According to its designers, the intended Fossil Fuel Non-Proliferation Treaty consists of three key pillars: non-proliferation, disarmament, and peaceful use. In other words, as stated in the open letter, the proposed Fossil Fuel Non-Proliferation Treaty includes a binding of three plans:
- End new expansion of fossil fuel production,
- Phase out existing production of fossil fuels, and
- Invest in a transformational plan to ensure 100% access to renewable energy.
Who proposed the Fossil Fuel Non-Proliferation Treaty?
The Fossil Fuel Non-Proliferation Treaty initiative was originally proposed in a policy paper entitled “Towards a fossil fuel non-proliferation treaty”, which was published in the journal Climate Policy in 2020 (VOL 20, No. 8, 1043-1054). The paper was coauthored by Peter Newell and Andrew Simms – two researchers from the University of Sussex, UK.
In the paper, the authors have not only explained the need for such a treaty and its overall aims, but also proposed both a process and principles for the sequencing of efforts across fuel types and regions based on equity and justice. They have also discussed the form an FF-NPT could take, and the key challenges it would have to overcome.

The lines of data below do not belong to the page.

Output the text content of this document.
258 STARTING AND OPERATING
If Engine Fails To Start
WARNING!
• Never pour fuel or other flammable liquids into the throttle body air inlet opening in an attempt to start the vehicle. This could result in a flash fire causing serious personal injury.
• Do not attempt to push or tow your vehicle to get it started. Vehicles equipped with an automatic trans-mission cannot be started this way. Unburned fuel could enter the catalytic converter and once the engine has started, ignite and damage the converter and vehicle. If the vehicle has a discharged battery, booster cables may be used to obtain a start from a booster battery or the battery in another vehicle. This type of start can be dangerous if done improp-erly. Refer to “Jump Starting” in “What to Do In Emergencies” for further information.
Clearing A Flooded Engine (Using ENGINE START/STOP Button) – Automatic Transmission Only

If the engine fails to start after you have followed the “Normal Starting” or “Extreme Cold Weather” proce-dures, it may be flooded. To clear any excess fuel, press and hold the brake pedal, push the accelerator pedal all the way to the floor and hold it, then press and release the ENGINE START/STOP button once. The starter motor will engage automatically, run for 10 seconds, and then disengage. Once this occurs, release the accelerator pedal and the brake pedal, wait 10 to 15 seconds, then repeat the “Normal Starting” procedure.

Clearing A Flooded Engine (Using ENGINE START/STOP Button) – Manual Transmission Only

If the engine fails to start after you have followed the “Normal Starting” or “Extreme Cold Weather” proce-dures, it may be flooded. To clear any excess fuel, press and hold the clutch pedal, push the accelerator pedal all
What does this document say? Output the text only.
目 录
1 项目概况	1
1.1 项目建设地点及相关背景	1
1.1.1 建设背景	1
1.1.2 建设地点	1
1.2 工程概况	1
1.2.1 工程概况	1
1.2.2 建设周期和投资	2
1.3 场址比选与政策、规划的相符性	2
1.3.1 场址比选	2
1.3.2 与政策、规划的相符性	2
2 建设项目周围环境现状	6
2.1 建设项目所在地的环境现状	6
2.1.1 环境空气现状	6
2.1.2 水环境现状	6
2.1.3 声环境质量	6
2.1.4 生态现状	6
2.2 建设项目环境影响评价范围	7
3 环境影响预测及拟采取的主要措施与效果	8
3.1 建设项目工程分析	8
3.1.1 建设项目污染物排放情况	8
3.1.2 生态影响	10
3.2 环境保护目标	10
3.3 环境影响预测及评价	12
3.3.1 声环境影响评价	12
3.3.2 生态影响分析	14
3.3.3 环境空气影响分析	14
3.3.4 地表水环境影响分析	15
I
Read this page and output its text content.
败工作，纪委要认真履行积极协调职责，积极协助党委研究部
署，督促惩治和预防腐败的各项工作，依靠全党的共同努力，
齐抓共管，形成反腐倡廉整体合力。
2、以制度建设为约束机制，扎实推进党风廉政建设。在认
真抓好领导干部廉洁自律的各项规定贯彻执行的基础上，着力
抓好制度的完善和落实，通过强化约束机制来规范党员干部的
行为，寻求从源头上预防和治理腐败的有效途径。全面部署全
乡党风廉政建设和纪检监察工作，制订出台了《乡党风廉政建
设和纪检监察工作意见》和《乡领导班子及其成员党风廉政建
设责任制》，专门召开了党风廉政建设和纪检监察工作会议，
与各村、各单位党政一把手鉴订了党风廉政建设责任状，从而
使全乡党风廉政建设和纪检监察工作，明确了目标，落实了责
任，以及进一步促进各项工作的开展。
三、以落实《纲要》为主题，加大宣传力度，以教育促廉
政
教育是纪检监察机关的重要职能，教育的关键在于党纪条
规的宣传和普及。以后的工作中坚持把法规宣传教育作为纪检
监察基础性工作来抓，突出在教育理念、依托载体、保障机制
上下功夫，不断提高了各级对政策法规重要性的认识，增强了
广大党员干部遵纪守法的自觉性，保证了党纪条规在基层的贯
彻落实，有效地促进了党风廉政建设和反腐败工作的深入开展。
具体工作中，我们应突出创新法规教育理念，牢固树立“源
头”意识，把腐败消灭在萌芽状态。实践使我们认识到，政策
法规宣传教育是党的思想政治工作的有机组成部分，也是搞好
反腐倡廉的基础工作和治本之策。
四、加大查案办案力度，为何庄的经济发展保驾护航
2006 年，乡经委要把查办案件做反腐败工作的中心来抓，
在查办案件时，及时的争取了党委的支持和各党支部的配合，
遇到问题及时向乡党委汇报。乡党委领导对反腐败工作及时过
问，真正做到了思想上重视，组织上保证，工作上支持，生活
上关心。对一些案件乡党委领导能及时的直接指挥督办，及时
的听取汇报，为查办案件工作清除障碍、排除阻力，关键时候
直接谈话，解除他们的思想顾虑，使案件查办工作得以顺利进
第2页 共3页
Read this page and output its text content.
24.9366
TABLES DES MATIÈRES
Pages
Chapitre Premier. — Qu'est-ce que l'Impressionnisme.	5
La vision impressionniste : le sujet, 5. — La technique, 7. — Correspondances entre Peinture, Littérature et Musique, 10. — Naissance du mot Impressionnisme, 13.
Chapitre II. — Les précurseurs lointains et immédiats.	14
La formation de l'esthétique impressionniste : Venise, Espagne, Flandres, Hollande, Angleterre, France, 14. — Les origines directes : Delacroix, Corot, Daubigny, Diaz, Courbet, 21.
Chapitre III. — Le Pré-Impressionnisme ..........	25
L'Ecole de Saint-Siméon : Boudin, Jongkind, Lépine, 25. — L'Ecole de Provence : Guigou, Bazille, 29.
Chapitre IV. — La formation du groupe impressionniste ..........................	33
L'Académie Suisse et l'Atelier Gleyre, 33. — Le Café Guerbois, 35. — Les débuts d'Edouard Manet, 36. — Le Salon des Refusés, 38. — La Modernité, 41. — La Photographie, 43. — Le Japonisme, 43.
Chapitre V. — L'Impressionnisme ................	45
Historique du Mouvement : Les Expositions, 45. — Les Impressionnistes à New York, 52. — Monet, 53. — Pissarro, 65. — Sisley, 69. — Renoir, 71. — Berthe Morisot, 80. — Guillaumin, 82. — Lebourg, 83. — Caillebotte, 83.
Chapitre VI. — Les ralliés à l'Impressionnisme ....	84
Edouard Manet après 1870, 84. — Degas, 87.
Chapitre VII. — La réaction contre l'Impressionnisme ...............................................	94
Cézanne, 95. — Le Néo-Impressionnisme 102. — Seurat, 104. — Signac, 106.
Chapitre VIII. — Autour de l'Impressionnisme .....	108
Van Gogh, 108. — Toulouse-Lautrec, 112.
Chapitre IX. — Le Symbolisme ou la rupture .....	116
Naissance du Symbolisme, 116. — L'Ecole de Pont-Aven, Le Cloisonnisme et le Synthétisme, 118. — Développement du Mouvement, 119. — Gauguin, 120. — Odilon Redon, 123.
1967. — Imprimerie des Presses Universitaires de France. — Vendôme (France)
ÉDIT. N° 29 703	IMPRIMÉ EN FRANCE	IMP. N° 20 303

The endorsement campaign for a Fossil Fuel Non-Proliferation Treaty was initiated and coordinated by a non-profit organization, Stand.earth – a grassroots environmental organization with offices in the United States and Canada.
Why do we need a Fossil Fuel Non-Proliferation Treaty?
As stated in the open letter and the policy paper, a Fossil Fuel Non-Proliferation Treaty is imperatively needed for the following reasons:
- The scientific consensus is clear that global climate crisis is the greatest threat to human civilization and nature at present.
- The burning of fossil fuels – coal, oil, and gas – is the greatest contributor to climate change, responsible for almost 80% of carbon dioxide emissions annually. In addition, air pollution caused by fossil fuels was responsible for almost 1 in 5 deaths worldwide in recent years.
- To keep climate warming to below the temperature goal of 1.5ºC, as reflected in the IPCC’s special report, global greenhouse gas emissions need to be at least 45% lower by 2030. This requires an average decline in fossil fuel production of at least 6% per year between 2020-2030. However, the global fossil fuel industry is planning to increase production by 2% per year.
- The current dominant approach to tackling climate change focuses on policies that restrict the demand for fossil fuels and increase the supply of renewable energy. So far, there has been limited focus on policies aimed at constraining the production and supply of fossil fuels at the source.
- “The only way we will meet our Paris Agreement goals and transition to a net zero economy is by pulling out of fossil fuels now.”